Sometimes rent-seeking blocks development. In an area north of Virunga, for instance, contracts on two blocks were signed and thrown aside twice over between 2006 and 2010. The government gained millions of dollars from formal costs, but to this day, no-one has properly explored the area.
The declassification of parts of Salonga and Virunga – as well as recent extensions, renewals, and presidential approvals of contracts – have to be understood in the context of this pattern of behaviour. The DRC is meant to have elections this December. Whether President Joseph Kabila or a chosen successor runs, the regime needs cash and believes it can extract some through investors hoping to explore the national parks.
Over the years, however, companies seem to have got wise to the government’s strategies and have shown little willing to invest in exploration or buy up real estate. No new PSCs have been signed for oil blocks since 2010. DRC’s oil sector is seen as risky and unattractive.
Given that potential investors are unlikely to be lured in, that the government is not taking any concrete steps to reduce these risks, and that the state has no long-term production plans, fears that wildlife will be destroyed by oil should be moderated. Instead, the secondary consequences of declassification such as logging and agriculture should be the focus.
2) It’s all about the president
A second important feature of the DRC’s oil sector to note is that it is highly presidentialised. All major state actions come from the presidency or a minister according to the president’s priorities. Other officials have no substantial influence. This means that putting pressure on lower tiers will not produce results.
This arrangement allows the president to maintain tight political control of oil-related revenues and rents. For over a decade, for example, Kabila did not want the blocks overlapping Salonga National Park to become productive. Part of the reason is that this could benefit Jean-Pierre Bemba, arguably his greatest political rival. A key associate of Bemba had a direct financial involvement in the block, though this may no longer be the case, and progress would likely bring profits to Bemba’s fiefdom of former Equateur province as well as his associates and other regime outsiders from the region.

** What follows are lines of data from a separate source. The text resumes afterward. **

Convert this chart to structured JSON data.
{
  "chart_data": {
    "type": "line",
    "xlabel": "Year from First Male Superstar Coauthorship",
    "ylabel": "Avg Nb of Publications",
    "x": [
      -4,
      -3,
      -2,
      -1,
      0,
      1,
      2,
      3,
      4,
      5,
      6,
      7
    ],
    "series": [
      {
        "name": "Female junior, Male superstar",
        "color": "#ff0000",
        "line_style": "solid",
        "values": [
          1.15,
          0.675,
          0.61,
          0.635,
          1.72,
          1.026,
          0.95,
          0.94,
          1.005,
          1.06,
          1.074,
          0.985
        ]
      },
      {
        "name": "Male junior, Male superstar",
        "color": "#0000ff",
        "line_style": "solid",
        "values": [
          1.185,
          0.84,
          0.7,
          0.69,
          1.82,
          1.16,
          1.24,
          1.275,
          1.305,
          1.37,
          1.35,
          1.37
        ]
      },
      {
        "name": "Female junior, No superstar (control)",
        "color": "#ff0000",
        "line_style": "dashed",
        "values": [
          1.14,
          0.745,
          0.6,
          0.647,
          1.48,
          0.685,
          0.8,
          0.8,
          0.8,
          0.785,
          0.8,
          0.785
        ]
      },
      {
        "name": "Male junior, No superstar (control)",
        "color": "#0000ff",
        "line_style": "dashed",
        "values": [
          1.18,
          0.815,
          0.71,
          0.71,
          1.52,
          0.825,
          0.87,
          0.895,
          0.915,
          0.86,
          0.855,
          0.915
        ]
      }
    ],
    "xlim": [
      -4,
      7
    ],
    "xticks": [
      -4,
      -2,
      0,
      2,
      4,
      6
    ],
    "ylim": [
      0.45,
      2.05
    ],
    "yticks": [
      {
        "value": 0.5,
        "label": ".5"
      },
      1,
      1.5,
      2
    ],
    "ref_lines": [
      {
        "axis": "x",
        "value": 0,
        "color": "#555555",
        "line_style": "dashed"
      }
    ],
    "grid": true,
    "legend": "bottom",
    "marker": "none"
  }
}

This begs the question of how these recent oil developments relate to Bemba’s return. The former vice-president had been sentenced by the International Criminal Court in The Hague, but the charges were overturned this June.
3) Major oil companies are more susceptible to pressure
The DRC’s poor business environment means the oil sector is dominated by smaller companies. This will not change following declassification. The main disincentive for large investors is risk, not the presence of national parks.

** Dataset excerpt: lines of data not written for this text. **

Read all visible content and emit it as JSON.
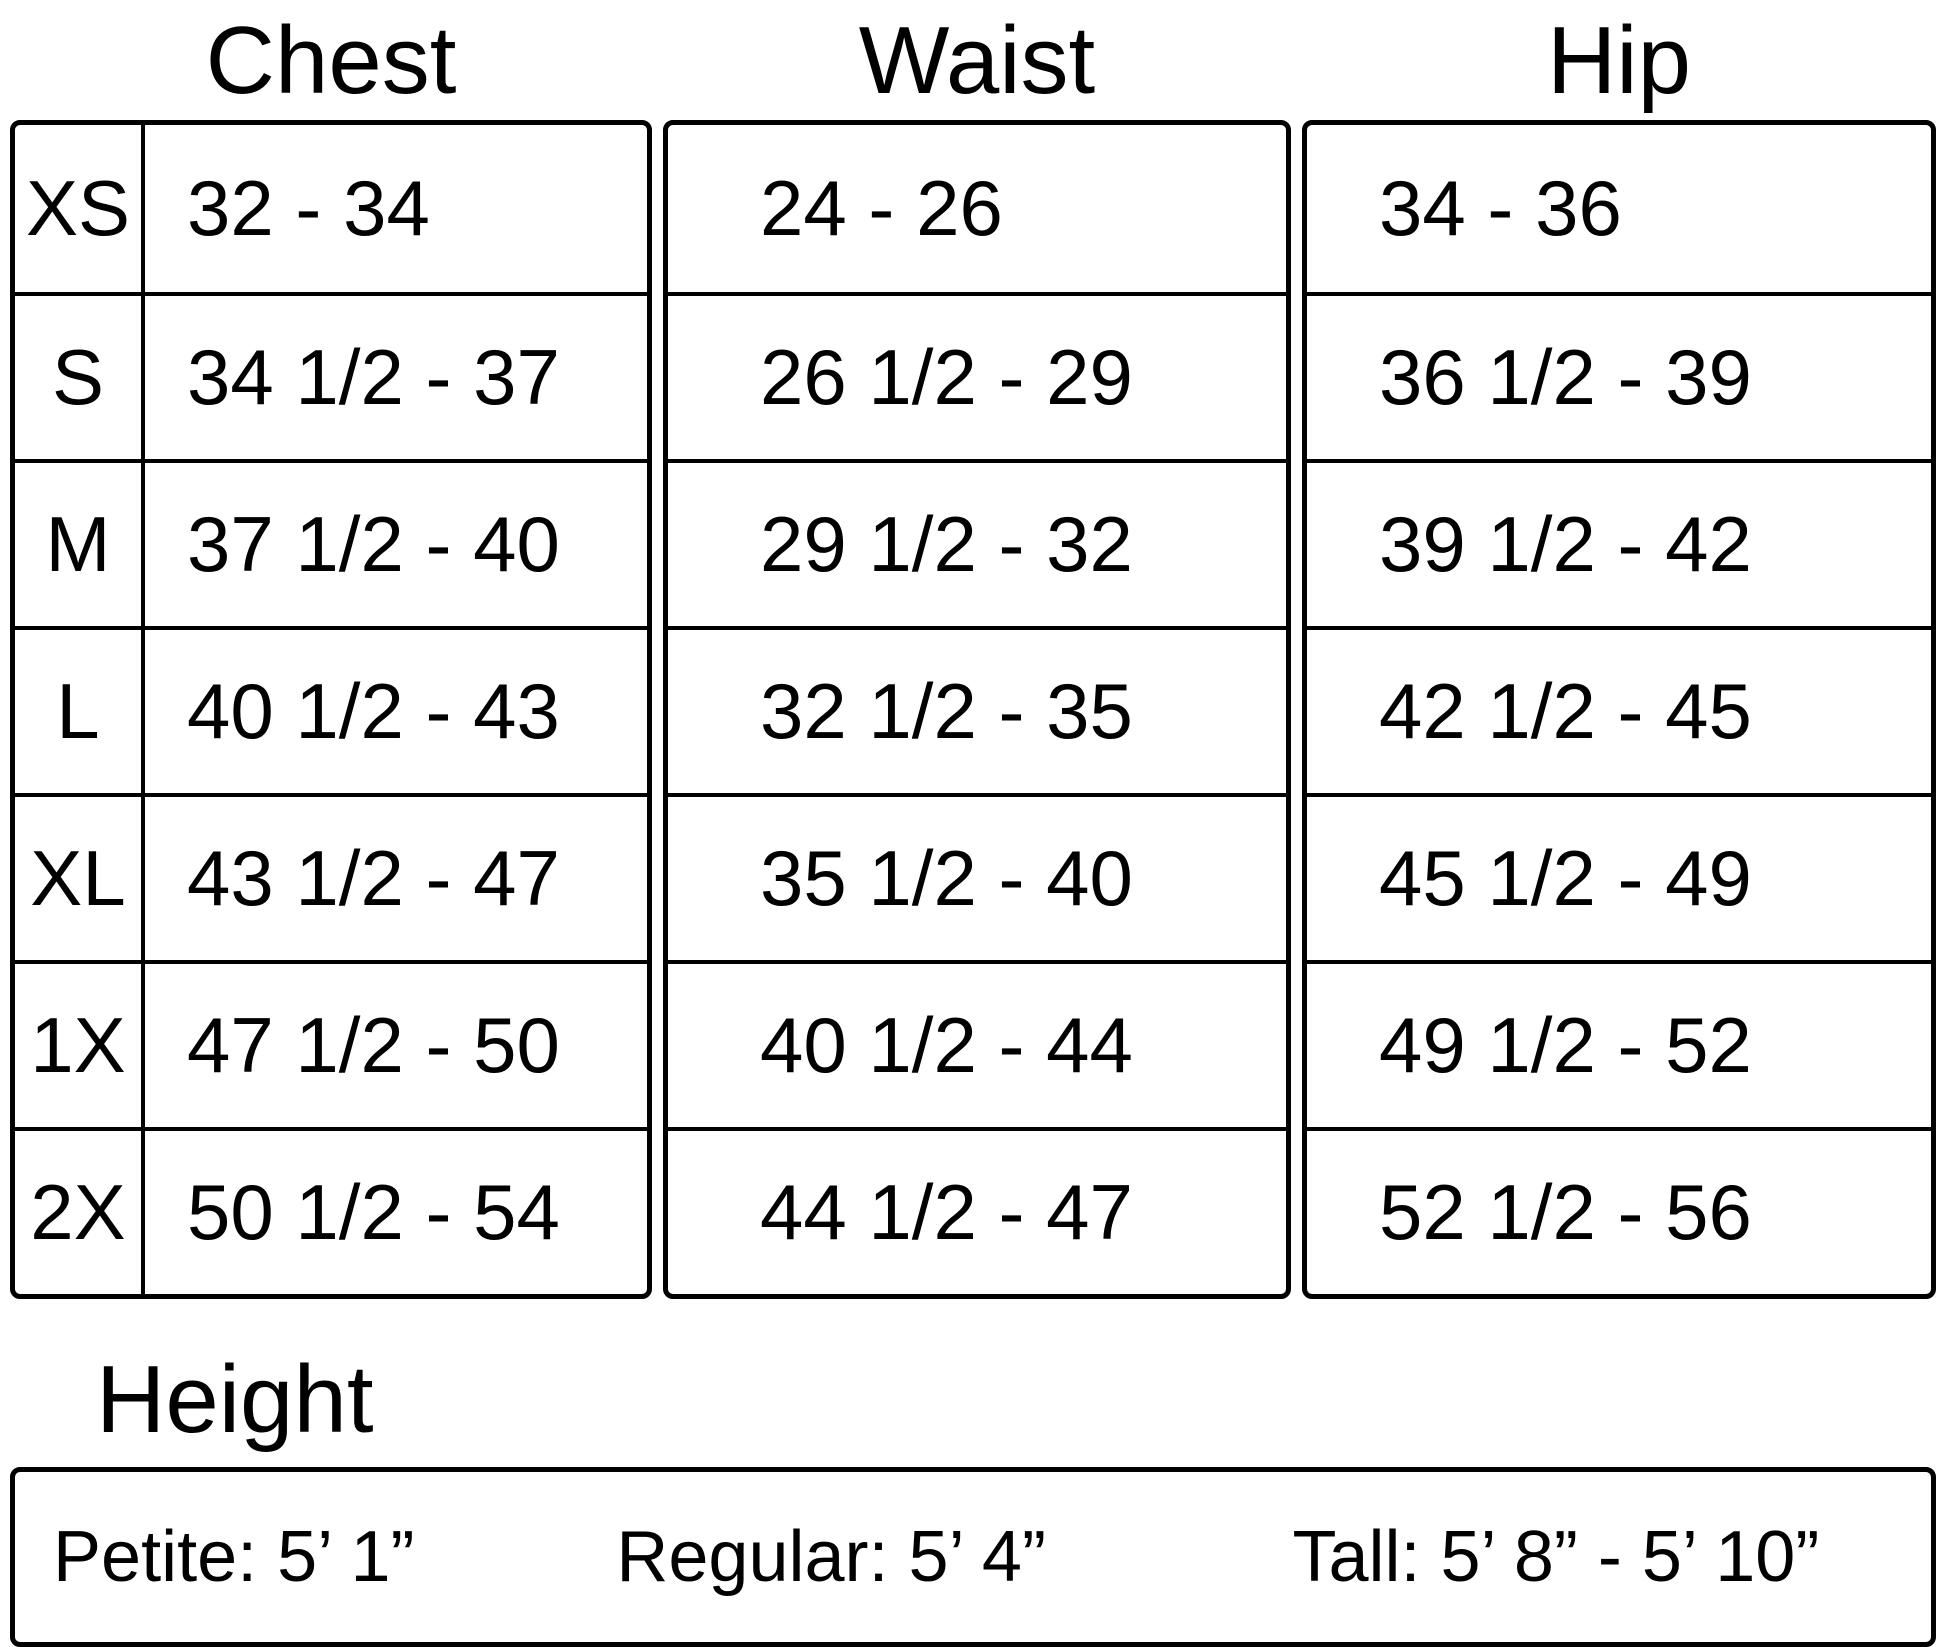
{
  "chart_data": {
    "type": "table",
    "columns": [
      "Chest",
      "Waist",
      "Hip"
    ],
    "row_labels": [
      "XS",
      "S",
      "M",
      "L",
      "XL",
      "1X",
      "2X"
    ],
    "rows": [
      {
        "size": "XS",
        "chest": "32 - 34",
        "waist": "24 - 26",
        "hip": "34 - 36"
      },
      {
        "size": "S",
        "chest": "34 1/2 - 37",
        "waist": "26 1/2 - 29",
        "hip": "36 1/2 - 39"
      },
      {
        "size": "M",
        "chest": "37 1/2 - 40",
        "waist": "29 1/2 - 32",
        "hip": "39 1/2 - 42"
      },
      {
        "size": "L",
        "chest": "40 1/2 - 43",
        "waist": "32 1/2 - 35",
        "hip": "42 1/2 - 45"
      },
      {
        "size": "XL",
        "chest": "43 1/2 - 47",
        "waist": "35 1/2 - 40",
        "hip": "45 1/2 - 49"
      },
      {
        "size": "1X",
        "chest": "47 1/2 - 50",
        "waist": "40 1/2 - 44",
        "hip": "49 1/2 - 52"
      },
      {
        "size": "2X",
        "chest": "50 1/2 - 54",
        "waist": "44 1/2 - 47",
        "hip": "52 1/2 - 56"
      }
    ]
  },
  "height_section": {
    "title": "Height",
    "petite": "Petite: 5’ 1”",
    "regular": "Regular: 5’ 4”",
    "tall": "Tall: 5’ 8” - 5’ 10”"
  },
  "colors": {
    "border": "#000000",
    "text": "#000000",
    "background": "#ffffff"
  }
}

However, small companies usually lack the capacity or capital to extract and export oil themselves and will eventually rely on large companies. This offers a point of leverage. Major oil companies are more vulnerable to public relations concerns. Total, for example, has been forced to promise not to drill in Virunga. But would they extend that pledge to declassified parts of the national park? Would they go so far as to refuse access to their upcoming pipeline for companies drilling in Virunga? Would others make the same promise about Salonga?
The patterns of oil governance in DRC are crucial to understanding current events. As a disgruntled regime insider said of the government: “They take the eggs and the chicken and eat the lot. They don’t help the chicken produce. The kill and eat the cow, and don’t let it produce milk”.
This short-term rent-seeking undermines the oil sector, but it could also limit the damage to the declassified forests.